At the International Research Institute for Climate and Society’s monthly climate briefing, talk often focuses on the role that El Niño or La Niña play in driving global climate. With the collapse of La Niña last month, though, IRI’s forecasters now have to rely on different tools to offer forecasts for the coming year. That’s both good and bad news for forecasting skill.
Climate forecasts are very dependent on tropical ocean temperatures. That’s because changes of a degree or two in tropical ocean temperatures can create large changes in evaporation off of the sea surface. Altered evaporation then starts a process that affects rainfall patterns in the region. These changes in tropical atmospheric conditions ultimately propagate beyond the region, affecting other sensitive areas across the globe.
El Niño and La Niña (together called ENSO) represent one of the most important sources of predictability for climate forecasters. What makes them so important is that their effects are, well, so predictable.
On average, ENSO events happen every three to seven years. The corresponding changes in ocean temperature spread in a similar pattern during each event.
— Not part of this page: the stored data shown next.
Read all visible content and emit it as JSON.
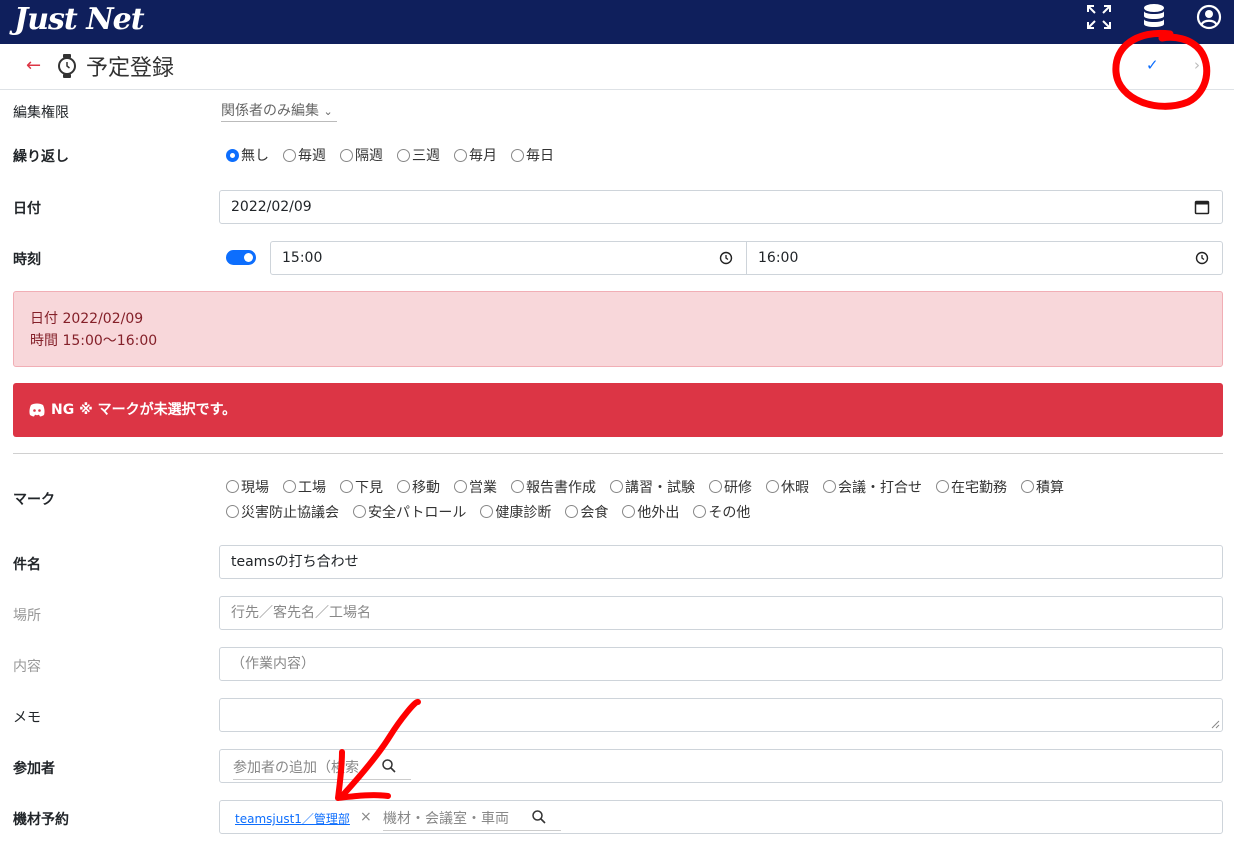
{
  "header": {
    "logo": "Just Net",
    "icons": [
      "fullscreen-icon",
      "database-icon",
      "account-icon"
    ]
  },
  "titlebar": {
    "back": "←",
    "title": "予定登録",
    "check": "✓",
    "next": "›"
  },
  "form": {
    "permission": {
      "label": "編集権限",
      "value": "関係者のみ編集"
    },
    "repeat": {
      "label": "繰り返し",
      "options": [
        "無し",
        "毎週",
        "隔週",
        "三週",
        "毎月",
        "毎日"
      ],
      "selected": "無し"
    },
    "date": {
      "label": "日付",
      "value": "2022/02/09"
    },
    "time": {
      "label": "時刻",
      "start": "15:00",
      "end": "16:00",
      "toggle_on": true
    },
    "summary": {
      "date_line": "日付 2022/02/09",
      "time_line": "時間 15:00〜16:00"
    },
    "error": {
      "text": "NG ※ マークが未選択です。"
    },
    "mark": {
      "label": "マーク",
      "row1": [
        "現場",
        "工場",
        "下見",
        "移動",
        "営業",
        "報告書作成",
        "講習・試験",
        "研修",
        "休暇",
        "会議・打合せ",
        "在宅勤務",
        "積算"
      ],
      "row2": [
        "災害防止協議会",
        "安全パトロール",
        "健康診断",
        "会食",
        "他外出",
        "その他"
      ]
    },
    "subject": {
      "label": "件名",
      "value": "teamsの打ち合わせ"
    },
    "place": {
      "label": "場所",
      "placeholder": "行先／客先名／工場名"
    },
    "content": {
      "label": "内容",
      "placeholder": "（作業内容）"
    },
    "memo": {
      "label": "メモ",
      "value": ""
    },
    "participants": {
      "label": "参加者",
      "placeholder": "参加者の追加（検索"
    },
    "equipment": {
      "label": "機材予約",
      "tag": "teamsjust1／管理部",
      "remove": "×",
      "placeholder": "機材・会議室・車両"
    }
  },
  "colors": {
    "header_bg": "#0f1f5c",
    "accent": "#0d6efd",
    "danger": "#dc3545",
    "alert_pink": "#f8d7da"
  }
}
They cover a large area, reaching across the Pacific like a tongue for thousands of miles.
ENSO is also well documented. Peruvian fishermen have known about it for centuries. Meteorologists have documented ENSO’s effects beyond South America since the 1890s.
In contrast, other climate phenomena are nowhere near as regular, strong or large. “Other non-ENSO related sea-surface temperature anomalies in the tropics will have some impacts, but their patterns and impacts just aren’t as well-defined as those of ENSO,” said Tony Barnston, IRI’s chief forecaster. “They can help IRI’s forecast skill in specific regions, but they’re not nearly as beneficial to global average skill as ENSO events are.”
While globally averaged precipitation forecast skill is highest during ENSO episodes, this rule does not hold for temperature forecasts. For temperature, skill tends to be highest during El Niño and lowest during La Niña.
This is related to the fact that most of the climate models IRI uses for its forecast have atmospheric greenhouse-gas concentrations set to sometime in the mid-1990s. However, greenhouse gases have risen substantially since then and the Earth’s average temperature has risen with them. Because of this, coupled with La Niña’s tendency to cool global (and especially tropical) temperatures, IRI has tended to overforecast cooler-than-normal temperatures during La Niñas, says Barnston. Thus, the subsidence of La Niña means temperature forecast skill is likely to increase in the coming months.
New climate models with flexible greenhouse gas concentrations have recently become available, and IRI is working to incorporate them into its ensemble of models, which should further improve temperature forecasts.
Brad Lyon highlighted another area of predictability that might be of particular interest to people in the southern United States. As mentioned, climate models generally rely on ocean temperatures as the main driver of climate. However, Lyon talked about the potential of dry land to predict temperatures, particularly heat waves.
In past research, Lyon has shown that droughts in the southern U.S. Plains in 1980 and in the West and Midwest in 1998 in part drove local heat waves. The cause of the droughts was tied in part to tropical climate patterns. However, as the dry weather stretched on, the local ground conditions became a bigger determining factor in temperature.
This kind of analysis could be of use to forecasters in Louisiana, Oklahoma and Texas, where a record drought is still gripping the region. More accurate temperature forecasting could have applications from public health to agriculture.